Cell Cycle. 2011 Jun 15;10(12):1897-904. doi: 10.4161/cc.10.12.15826.
The mammalian genome encodes four members of the NDR/LATS kinase family: NDR1 (STK38), NDR2 (STK38L), LATS1 and LATS2, which are highly conserved from yeast to man. Members of the NDR/LATS kinase family have been implicated in a variety of biological processes ranging from cell division and morphology to apoptosis and tumor suppression. In mammals, LATS1/2 function as central parts of the HIPPO tumor suppressor pathway by restricting the activity of the YAP/TAZ proto-oncogenes. Recent evidence suggested that NDR1/2 are also part of an extended HIPPO tumor suppressor pathway. Apart from functions in apoptosis signaling and tumor suppression, NDR1/2 have been implicated in controlling centrosome duplication and mitotic chromosome alignment downstream of the HIPPO kinase homologs MST1 and MST2. Significantly, we also reported recently that NDR1/2 are controlling G 1/S transition downstream of a third MST family member MST3. Intriguingly, this newly described MST3-NDR1/2 axis promotes G 1 progression by stabilizing c-myc and preventing p21 accumulation, indicating a potential pro-tumorigenic role for NDR kinases. Here, we discuss these novel cell cycle functions of NDR kinases in a broader context and elaborate on possible explanations for the opposing functions of NDR kinases in normal and tumor biology.
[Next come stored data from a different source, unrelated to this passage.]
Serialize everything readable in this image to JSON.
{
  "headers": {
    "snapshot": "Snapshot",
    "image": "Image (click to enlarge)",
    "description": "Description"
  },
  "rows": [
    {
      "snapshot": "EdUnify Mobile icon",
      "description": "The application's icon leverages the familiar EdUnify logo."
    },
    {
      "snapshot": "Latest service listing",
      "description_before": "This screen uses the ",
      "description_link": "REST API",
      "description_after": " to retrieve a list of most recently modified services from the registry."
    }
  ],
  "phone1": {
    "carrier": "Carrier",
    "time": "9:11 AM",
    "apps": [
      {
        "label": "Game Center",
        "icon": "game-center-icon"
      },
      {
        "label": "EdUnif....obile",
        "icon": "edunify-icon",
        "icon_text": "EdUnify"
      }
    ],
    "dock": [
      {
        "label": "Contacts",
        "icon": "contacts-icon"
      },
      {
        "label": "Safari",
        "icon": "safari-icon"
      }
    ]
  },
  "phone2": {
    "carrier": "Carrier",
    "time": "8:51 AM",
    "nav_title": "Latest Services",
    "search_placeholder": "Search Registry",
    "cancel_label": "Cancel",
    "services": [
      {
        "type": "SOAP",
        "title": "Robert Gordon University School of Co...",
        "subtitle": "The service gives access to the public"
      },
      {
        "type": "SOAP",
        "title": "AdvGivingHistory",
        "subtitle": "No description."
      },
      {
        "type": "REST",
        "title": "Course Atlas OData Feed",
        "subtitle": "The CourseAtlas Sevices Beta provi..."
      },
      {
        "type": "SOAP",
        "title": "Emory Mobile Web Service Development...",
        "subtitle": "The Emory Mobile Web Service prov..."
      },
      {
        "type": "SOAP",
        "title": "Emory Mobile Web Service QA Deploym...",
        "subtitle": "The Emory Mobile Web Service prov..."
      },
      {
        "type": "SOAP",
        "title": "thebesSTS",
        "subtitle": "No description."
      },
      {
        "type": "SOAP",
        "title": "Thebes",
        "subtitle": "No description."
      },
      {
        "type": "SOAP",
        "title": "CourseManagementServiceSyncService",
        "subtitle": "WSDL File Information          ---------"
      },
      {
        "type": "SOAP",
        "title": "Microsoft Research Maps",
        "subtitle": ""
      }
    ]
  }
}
哺乳动物基因组编码四个 NDR/LATS 激酶家族成员:NDR1(STK38)、NDR2(STK38L)、LATS1 和 LATS2,它们从酵母到人高度保守。NDR/LATS 激酶家族成员参与了从细胞分裂和形态到细胞凋亡和肿瘤抑制的各种生物学过程。在哺乳动物中,LATS1/2 通过限制 YAP/TAZ 原癌基因的活性,作为 HIPPO 肿瘤抑制途径的核心部分发挥作用。最近的证据表明,NDR1/2 也是扩展的 HIPPO 肿瘤抑制途径的一部分。除了在细胞凋亡信号和肿瘤抑制中的功能外,NDR1/2 还被认为控制着有丝分裂中心体复制和着丝粒染色体的排列,这是 HIPPO 激酶同源物 MST1 和 MST2 的下游作用。值得注意的是,我们最近还报道,NDR1/2 控制着第三个 MST 家族成员 MST3 的下游 G1/S 过渡。有趣的是,这个新描述的 MST3-NDR1/2 轴通过稳定 c-myc 和防止 p21 积累来促进 G1 期进展,表明 NDR 激酶具有潜在的促肿瘤作用。在这里,我们在更广泛的背景下讨论了 NDR 激酶的这些新的细胞周期功能,并详细阐述了 NDR 激酶在正常和肿瘤生物学中相反功能的可能解释。